Commercial Computing

In commercial computing (like video, graphics, databases, OLTP, etc.) also high speed computers are needed to process huge amount of data within a specified time. Desktop uses multithreaded programs that are almost like the parallel programs. This in turn demands to develop parallel architecture.

Technology Trends

With the development of technology and architecture, there is a strong demand for the development of high-performing applications. Experiments show that parallel computers can work much faster than utmost developed single processor. Moreover, parallel computers can be developed within the limit of technology and the cost.

The primary technology used here is VLSI technology. Therefore, nowadays more and more transistors, gates and circuits can be fitted in the same area. With the reduction of the basic VLSI feature size, clock rate also improves in proportion to it, while the number of transistors grows as the square. The use of many transistors at once (parallelism) can be expected to perform much better than by increasing the clock rate

Technology trends suggest that the basic single chip building block will give increasingly large capacity. Therefore, the possibility of placing multiple processors on a single chip increases.

Architectural Trends

Development in technology decides what is feasible; architecture converts the potential of the technology into performance and capability. Parallelism and locality are two methods where larger volumes of resources and more transistors enhance the performance. However, these two methods compete for the same resources. When multiple operations are executed in parallel, the number of cycles needed to execute the program is reduced.

However, resources are needed to support each of the concurrent activities. Resources are also needed to allocate local storage. The best performance is achieved by an intermediate action plan that uses resources to utilize a degree of parallelism and a degree of locality.

Generally, the history of computer architecture has been divided into four generations having following basic technologies −

  • Vacuum tubes
  • Transistors
  • Integrated circuits
  • VLSI

Till 1985, the duration was dominated by the growth in bit-level parallelism. 4-bit microprocessors followed by 8-bit, 16-bit, and so on.
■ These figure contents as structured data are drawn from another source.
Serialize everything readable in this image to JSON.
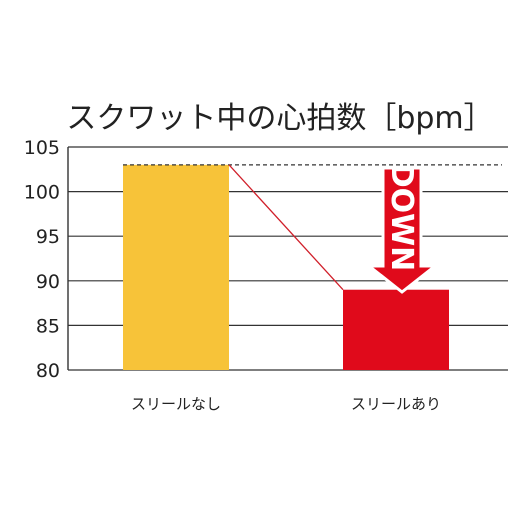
{
  "chart_data": {
    "type": "bar",
    "title": "スクワット中の心拍数［bpm］",
    "categories": [
      "スリールなし",
      "スリールあり"
    ],
    "values": [
      103,
      89
    ],
    "ylim": [
      80,
      105
    ],
    "yticks": [
      105,
      100,
      95,
      90,
      85,
      80
    ],
    "grid": true,
    "bar_colors": [
      "#F7C339",
      "#E00A1B"
    ],
    "connector_color": "#D01F2A",
    "annotation": {
      "text": "DOWN",
      "color": "#E00A1B",
      "border_color": "#FFFFFF"
    }
  }
}
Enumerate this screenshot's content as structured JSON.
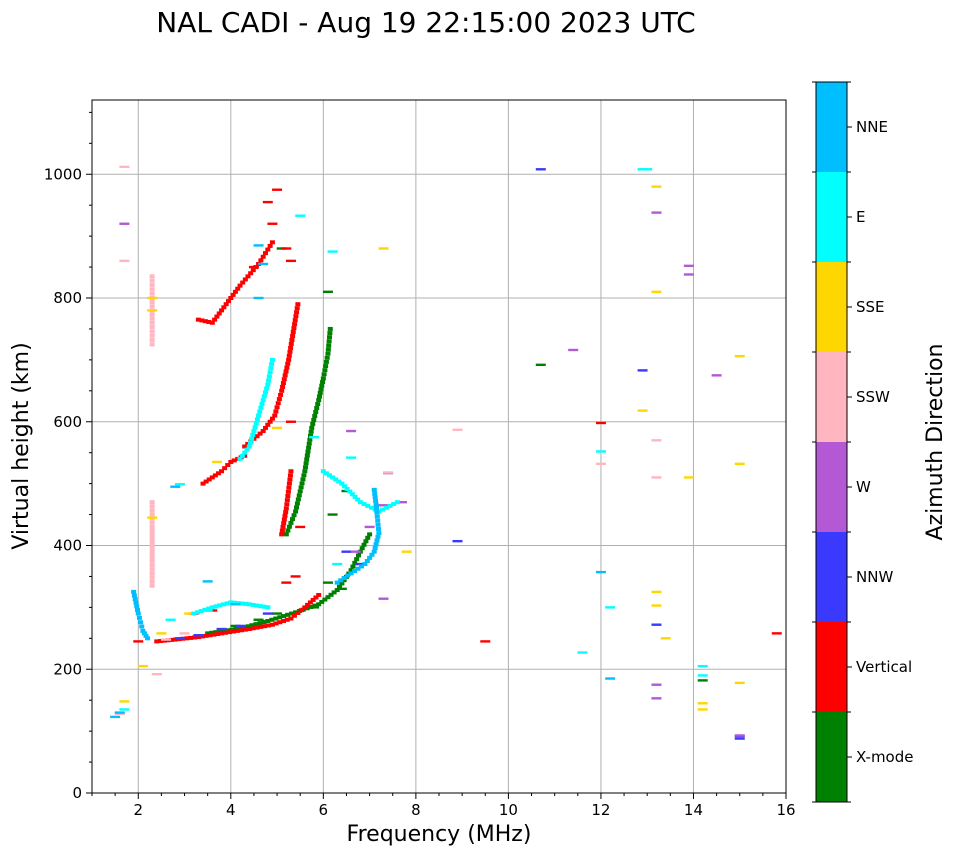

To reduce the number of cycles needed to perform a full 32-bit operation, the width of the data path was doubled. Later on, 64-bit operations were introduced.

The growth in instruction-level-parallelism dominated the mid-80s to mid-90s. The RISC approach showed that it was simple to pipeline the steps of instruction processing so that on an average an instruction is executed in almost every cycle. Growth in compiler technology has made instruction pipelines more productive.

In mid-80s, microprocessor-based computers consisted of

  • An integer processing unit
  • A floating-point unit
  • A cache controller
  • SRAMs for the cache data
  • Tag storage

As chip capacity increased, all these components were merged into a single chip. Thus, a single chip consisted of separate hardware for integer arithmetic, floating point operations, memory operations and branch operations. Other than pipelining individual instructions, it fetches multiple instructions at a time and sends them in parallel to different functional units whenever possible. This type of instruction level parallelism is called superscalar execution.